Polish bonds retreated for the first time in six days, ending a rally that took yields to record lows, as the Monetary Policy Council gathered for a two-day meeting to decide on interest rates.
The yield on 10-year bonds rose eight basis points, or 0.08 percentage point, to 3.58 percent, after dropping 44 basis points in the last five days. The zloty depreciated less than 0.1 percent to 4.1242 against the euro at 4:25 p.m. in Warsaw, after strengthening 1.8 percent over the last three days.
“A delicate correction is not anything unusual” after the recent “quite large” move in yields, Michal Jochymek, senior central and eastern Europe fixed-income trader at BNP Paribas SA in Warsaw, said in an e-mailed response to questions today.

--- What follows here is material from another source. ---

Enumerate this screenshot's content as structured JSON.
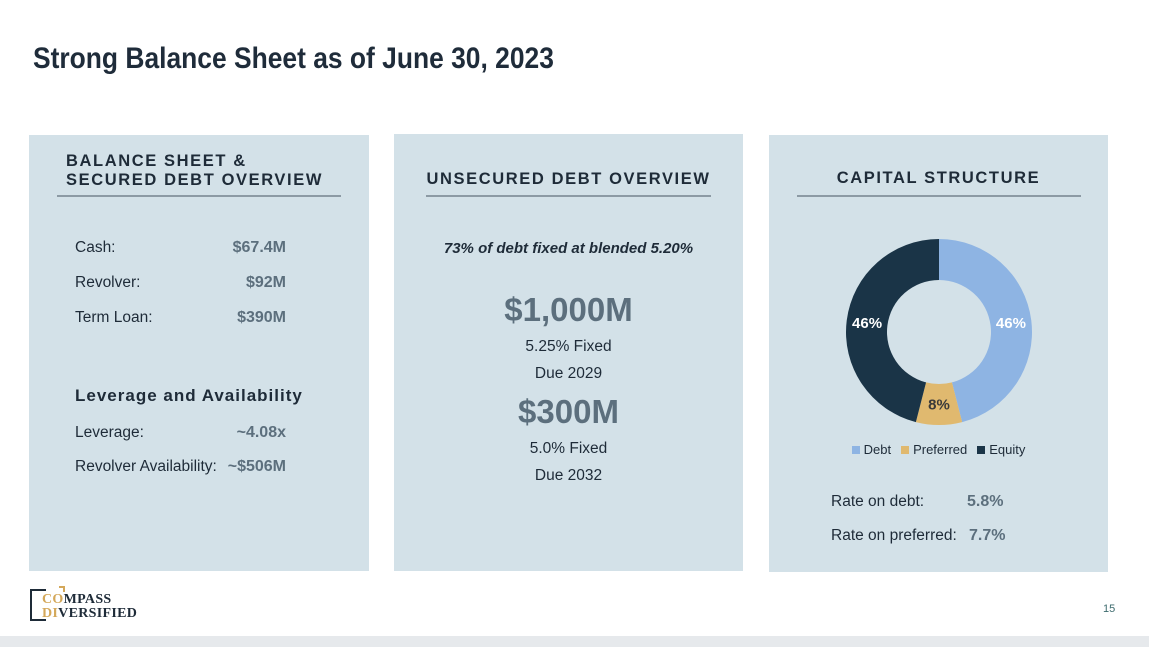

The central bank will keep the benchmark rate unchanged at a record low of 3.25 percent when it announces its decision tomorrow, according to all 35 economists surveyed by Bloomberg. Investors are speculating whether Governor Marek Belka will stick to his “wait-and-see” stance from March or acknowledge weaker economic developments in Poland as well as the euro region and the U.S. over the past month.

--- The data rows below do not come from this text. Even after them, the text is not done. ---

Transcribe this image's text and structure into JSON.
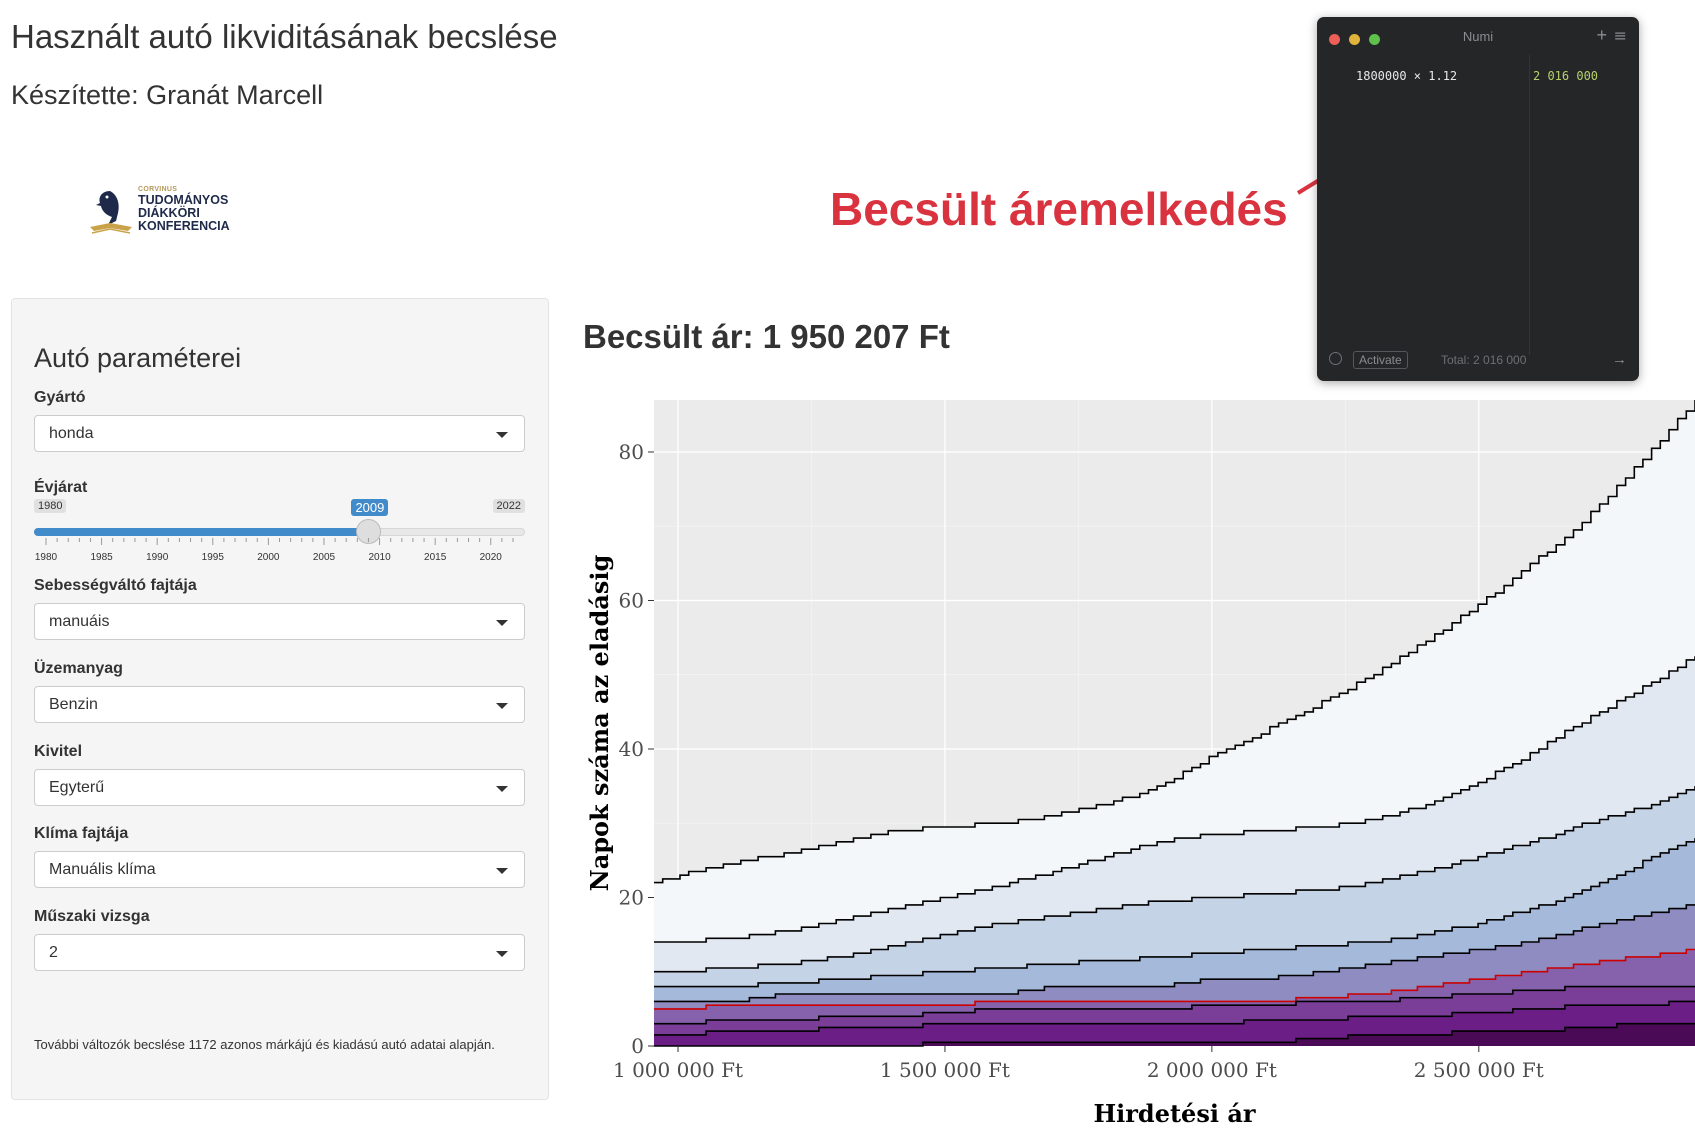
{
  "header": {
    "title": "Használt autó likviditásának becslése",
    "author": "Készítette: Granát Marcell"
  },
  "logo": {
    "line1": "CORVINUS",
    "line2": "TUDOMÁNYOS",
    "line3": "DIÁKKÖRI",
    "line4": "KONFERENCIA"
  },
  "sidebar": {
    "title": "Autó paraméterei",
    "fields": [
      {
        "label": "Gyártó",
        "value": "honda"
      },
      {
        "label": "Sebességváltó fajtája",
        "value": "manuáis"
      },
      {
        "label": "Üzemanyag",
        "value": "Benzin"
      },
      {
        "label": "Kivitel",
        "value": "Egyterű"
      },
      {
        "label": "Klíma fajtája",
        "value": "Manuális klíma"
      },
      {
        "label": "Műszaki vizsga",
        "value": "2"
      }
    ],
    "slider": {
      "label": "Évjárat",
      "min": "1980",
      "max": "2022",
      "value": "2009",
      "min_num": 1980,
      "max_num": 2022,
      "value_num": 2009,
      "ticks": [
        "1980",
        "1985",
        "1990",
        "1995",
        "2000",
        "2005",
        "2010",
        "2015",
        "2020"
      ]
    },
    "note": "További változók becslése 1172 azonos márkájú és kiadású autó adatai alapján."
  },
  "price": "Becsült ár: 1 950 207 Ft",
  "numi": {
    "title": "Numi",
    "expression": "1800000 × 1.12",
    "result": "2 016 000",
    "activate": "Activate",
    "total": "Total: 2 016 000"
  },
  "annotation": "Becsült áremelkedés",
  "colors": {
    "accent": "#428bca",
    "annotation": "#d93340",
    "highlight_line": "#cc0000",
    "numi_result": "#b7d26b"
  },
  "chart_data": {
    "type": "area",
    "xlabel": "Hirdetési ár",
    "ylabel": "Napok száma az eladásig",
    "xlim": [
      955000,
      2905000
    ],
    "ylim": [
      0,
      87
    ],
    "xticks": [
      1000000,
      1500000,
      2000000,
      2500000
    ],
    "xtick_labels": [
      "1 000 000 Ft",
      "1 500 000 Ft",
      "2 000 000 Ft",
      "2 500 000 Ft"
    ],
    "yticks": [
      0,
      20,
      40,
      60,
      80
    ],
    "ytick_labels": [
      "0",
      "20",
      "40",
      "60",
      "80"
    ],
    "x": [
      955000,
      1000000,
      1100000,
      1200000,
      1300000,
      1400000,
      1500000,
      1600000,
      1700000,
      1800000,
      1900000,
      2000000,
      2100000,
      2200000,
      2300000,
      2400000,
      2500000,
      2600000,
      2700000,
      2800000,
      2905000
    ],
    "fill_colors": [
      "#f4f7fa",
      "#e1e8f2",
      "#c5d3e6",
      "#a5b9da",
      "#8e8cc0",
      "#8662ad",
      "#7a3e98",
      "#6a1e86",
      "#4b0a55"
    ],
    "highlight_series": 5,
    "series": [
      {
        "values": [
          22,
          23,
          24.5,
          26,
          27.5,
          29,
          29.5,
          30,
          31,
          32.5,
          35,
          39,
          42.5,
          46,
          50,
          54.5,
          59.5,
          65,
          71,
          78.5,
          87
        ]
      },
      {
        "values": [
          14,
          14,
          14.5,
          15.5,
          17,
          18.5,
          20,
          21.5,
          23.5,
          25.5,
          27.5,
          28.5,
          29,
          29.5,
          30.5,
          32.5,
          35.5,
          39.5,
          44,
          48,
          52.5
        ]
      },
      {
        "values": [
          10,
          10,
          10.5,
          11,
          12,
          13.5,
          15,
          16.5,
          17.5,
          18.5,
          19.5,
          20,
          20.5,
          21,
          22,
          23.5,
          25.5,
          27.5,
          30,
          32,
          35
        ]
      },
      {
        "values": [
          8,
          8,
          8,
          8.5,
          9,
          9.5,
          10,
          10.5,
          11,
          11.5,
          12,
          12.5,
          13,
          13.5,
          14,
          15,
          16.5,
          18.5,
          21,
          24.5,
          28
        ]
      },
      {
        "values": [
          6,
          6,
          6,
          7,
          7,
          7,
          7,
          7,
          8,
          8,
          8,
          9,
          9,
          10,
          11,
          12,
          13,
          14,
          16,
          17.5,
          19
        ]
      },
      {
        "values": [
          5,
          5,
          5.5,
          5.5,
          5.5,
          5.5,
          5.5,
          6,
          6,
          6,
          6,
          6,
          6,
          6.5,
          7,
          8,
          9,
          10,
          11,
          12,
          13
        ]
      },
      {
        "values": [
          3,
          3,
          3.5,
          3.5,
          4,
          4,
          4.5,
          5,
          5,
          5,
          5,
          5.5,
          5.5,
          6,
          6,
          6.5,
          7,
          7.5,
          8,
          8,
          8
        ]
      },
      {
        "values": [
          1.5,
          1.5,
          2,
          2,
          2.5,
          2.5,
          3,
          3,
          3,
          3,
          3,
          3,
          3.5,
          3.5,
          4,
          4,
          4.5,
          5,
          5.5,
          5.5,
          6
        ]
      },
      {
        "values": [
          0,
          0,
          0,
          0,
          0,
          0,
          0.5,
          0.5,
          0.5,
          0.5,
          0.5,
          0.5,
          0.5,
          1,
          1.5,
          1.5,
          2,
          2,
          2.5,
          3,
          3
        ]
      }
    ]
  }
}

The spread between nine-month forward rate agreements, derivatives used to bet on interest rates, and the Warsaw Interbank Offered Rate narrowed to 48 basis points today from 53 basis points yesterday, signaling a decline in the odds for two quarter-percentage point rate reductions this year.
The Finance Ministry will offer from 3 billion zloty to 5 billion zloty in 10-year bonds and floating rate notes maturing in 2024 at an auction on April 11, the ministry said in a statement today. The government said last month it planned to offer from 2 billion to 5 billion zloty in bonds at the auction.
“This is not a big difference,” Jochymek said. “Everybody knows that with yields at current levels the ministry will want to sell as much as possible.”